In the larger context of this section’s interest in the nexus between “scripture and theology” and social and cultural systems of meaning and legitimation, this paper takes up Christopher Watkin’s invitation at ETS 2023 to biblical interpreters (and others) to contribute to biblical critical theory.
It begins by arguing that prophetic critique of Israelite and non-Israelite groups not only condemns specific, isolated moral failures as sin, but ultimately exposes networks of ideas that one might call ideologies (Sypnowich 2019) characterized by idolatrous hubris.
It goes on to analyze the ontological, theological, anthropological, and teleological beliefs and values that support these ideologies and to describe how they come to concrete expression in geopolitical and military projects aimed at moving the world toward a self-determined telos (Xekelaki 2021; Liverani 2017; Wiesehöfer 2009). The paper draws attention to fundamental similarities between the critiques of different “nations” and argues such critiques consistently target not the entire empirical population (e.g., all Babylonians) but more specifically those who promote the ideology and its realization (Kim 2020, cf.
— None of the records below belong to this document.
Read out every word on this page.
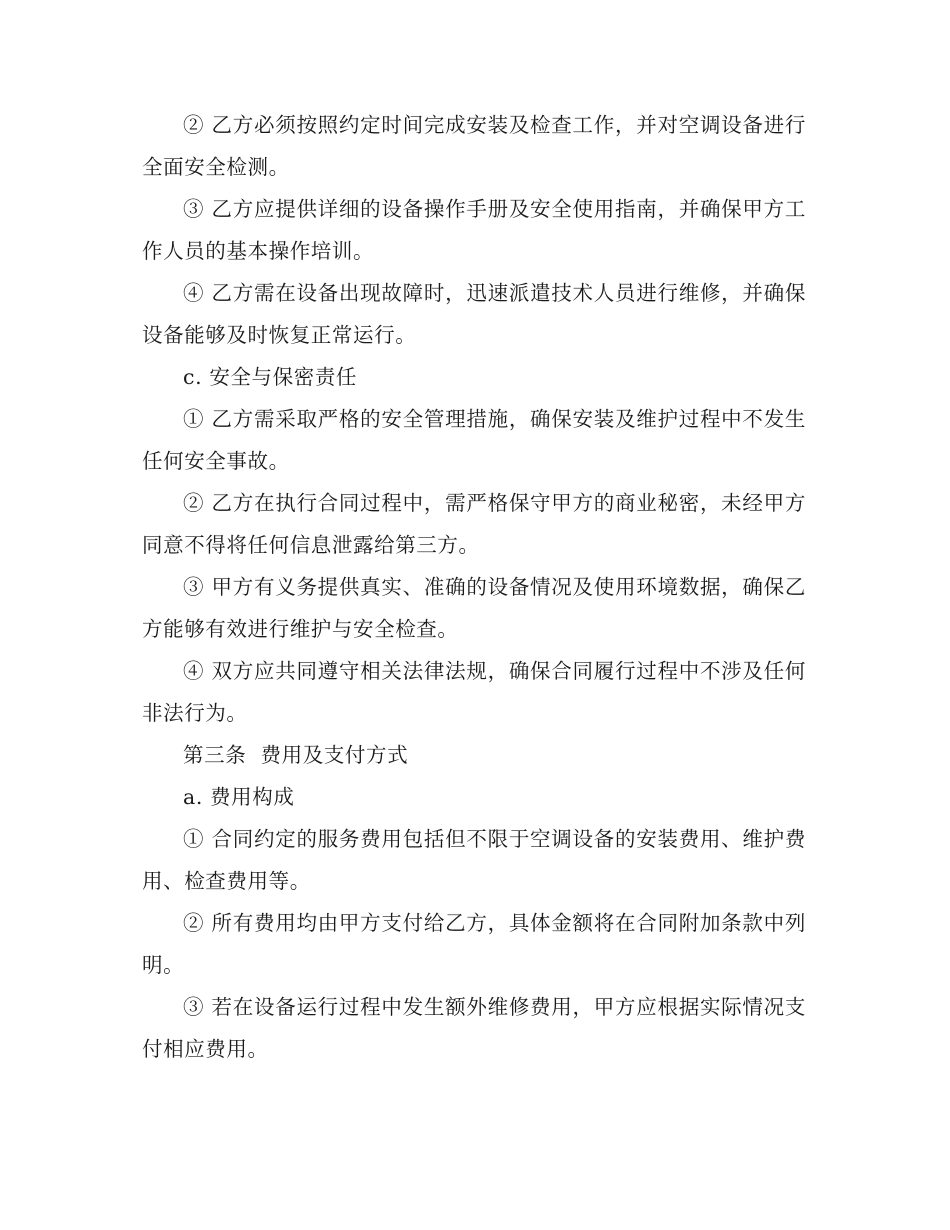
② 乙方必须按照约定时间完成安装及检查工作，并对空调设备进行全面安全检测。

③ 乙方应提供详细的设备操作手册及安全使用指南，并确保甲方工作人员的基本操作培训。

④ 乙方需在设备出现故障时，迅速派遣技术人员进行维修，并确保设备能够及时恢复正常运行。

c. 安全与保密责任

① 乙方需采取严格的安全管理措施，确保安装及维护过程中不发生任何安全事故。

② 乙方在执行合同过程中，需严格保守甲方的商业秘密，未经甲方同意不得将任何信息泄露给第三方。

③ 甲方有义务提供真实、准确的设备情况及使用环境数据，确保乙方能够有效进行维护与安全检查。

④ 双方应共同遵守相关法律法规，确保合同履行过程中不涉及任何非法行为。

第三条  费用及支付方式

a. 费用构成

① 合同约定的服务费用包括但不限于空调设备的安装费用、维护费用、检查费用等。

② 所有费用均由甲方支付给乙方，具体金额将在合同附加条款中列明。

③ 若在设备运行过程中发生额外维修费用，甲方应根据实际情况支付相应费用。
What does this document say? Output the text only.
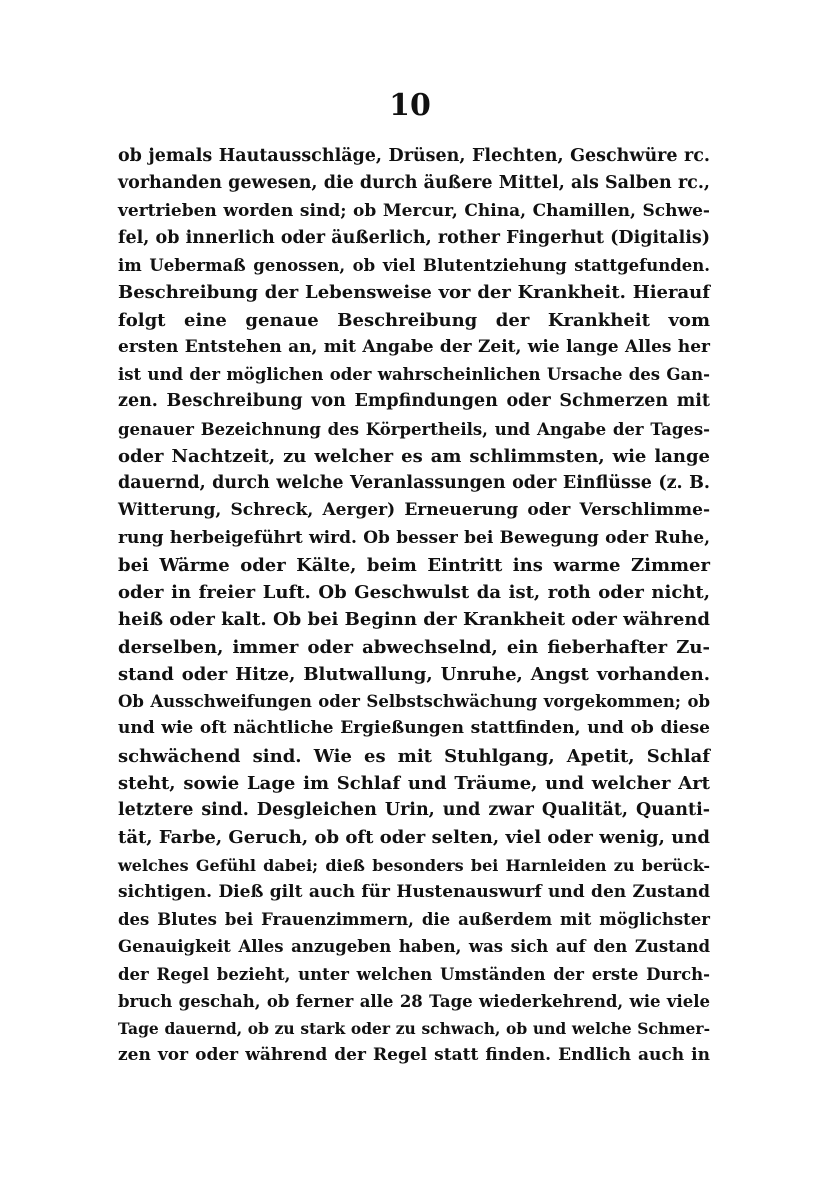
10
ob jemals Hautausschläge, Drüsen, Flechten, Geschwüre rc.
vorhanden gewesen, die durch äußere Mittel, als Salben rc.,
vertrieben worden sind; ob Mercur, China, Chamillen, Schwe-
fel, ob innerlich oder äußerlich, rother Fingerhut (Digitalis)
im Uebermaß genossen, ob viel Blutentziehung stattgefunden.
Beschreibung der Lebensweise vor der Krankheit. Hierauf
folgt eine genaue Beschreibung der Krankheit vom
ersten Entstehen an, mit Angabe der Zeit, wie lange Alles her
ist und der möglichen oder wahrscheinlichen Ursache des Gan-
zen. Beschreibung von Empfindungen oder Schmerzen mit
genauer Bezeichnung des Körpertheils, und Angabe der Tages-
oder Nachtzeit, zu welcher es am schlimmsten, wie lange
dauernd, durch welche Veranlassungen oder Einflüsse (z. B.
Witterung, Schreck, Aerger) Erneuerung oder Verschlimme-
rung herbeigeführt wird. Ob besser bei Bewegung oder Ruhe,
bei Wärme oder Kälte, beim Eintritt ins warme Zimmer
oder in freier Luft. Ob Geschwulst da ist, roth oder nicht,
heiß oder kalt. Ob bei Beginn der Krankheit oder während
derselben, immer oder abwechselnd, ein fieberhafter Zu-
stand oder Hitze, Blutwallung, Unruhe, Angst vorhanden.
Ob Ausschweifungen oder Selbstschwächung vorgekommen; ob
und wie oft nächtliche Ergießungen stattfinden, und ob diese
schwächend sind. Wie es mit Stuhlgang, Apetit, Schlaf
steht, sowie Lage im Schlaf und Träume, und welcher Art
letztere sind. Desgleichen Urin, und zwar Qualität, Quanti-
tät, Farbe, Geruch, ob oft oder selten, viel oder wenig, und
welches Gefühl dabei; dieß besonders bei Harnleiden zu berück-
sichtigen. Dieß gilt auch für Hustenauswurf und den Zustand
des Blutes bei Frauenzimmern, die außerdem mit möglichster
Genauigkeit Alles anzugeben haben, was sich auf den Zustand
der Regel bezieht, unter welchen Umständen der erste Durch-
bruch geschah, ob ferner alle 28 Tage wiederkehrend, wie viele
Tage dauernd, ob zu stark oder zu schwach, ob und welche Schmer-
zen vor oder während der Regel statt finden. Endlich auch in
Augustine, City of God, 19.24, and Weithman 2006).
Coupling this supra-political dimension of the prophets’ ideological critiques with the biblical paradigm of progressive fulfillment (Watkin 2022: 301), the paper then examines the oracles of Ezekiel 26-28 and transposes their critique of materialism (as a vice and as a metaphysic, Desmond 2013), epistemological autonomy, and self-idolatrous pride to contemporary cultural trends that have unmistakable significance for Christian anthropology and teleology in particular (Barba-Kay 2023; Bauckham 2007; Pfau 2023; Webster 2000). It concludes by complementing this deconstructive dimension of Ezekiel’s message with the book’s constructive presentation of God’s promise to bring creation to its telos as his Spirit radically renews and transforms individuals who subsequently reject the “false imaginations of the world” and pursue the ultimate Good (O’Donovan 2014).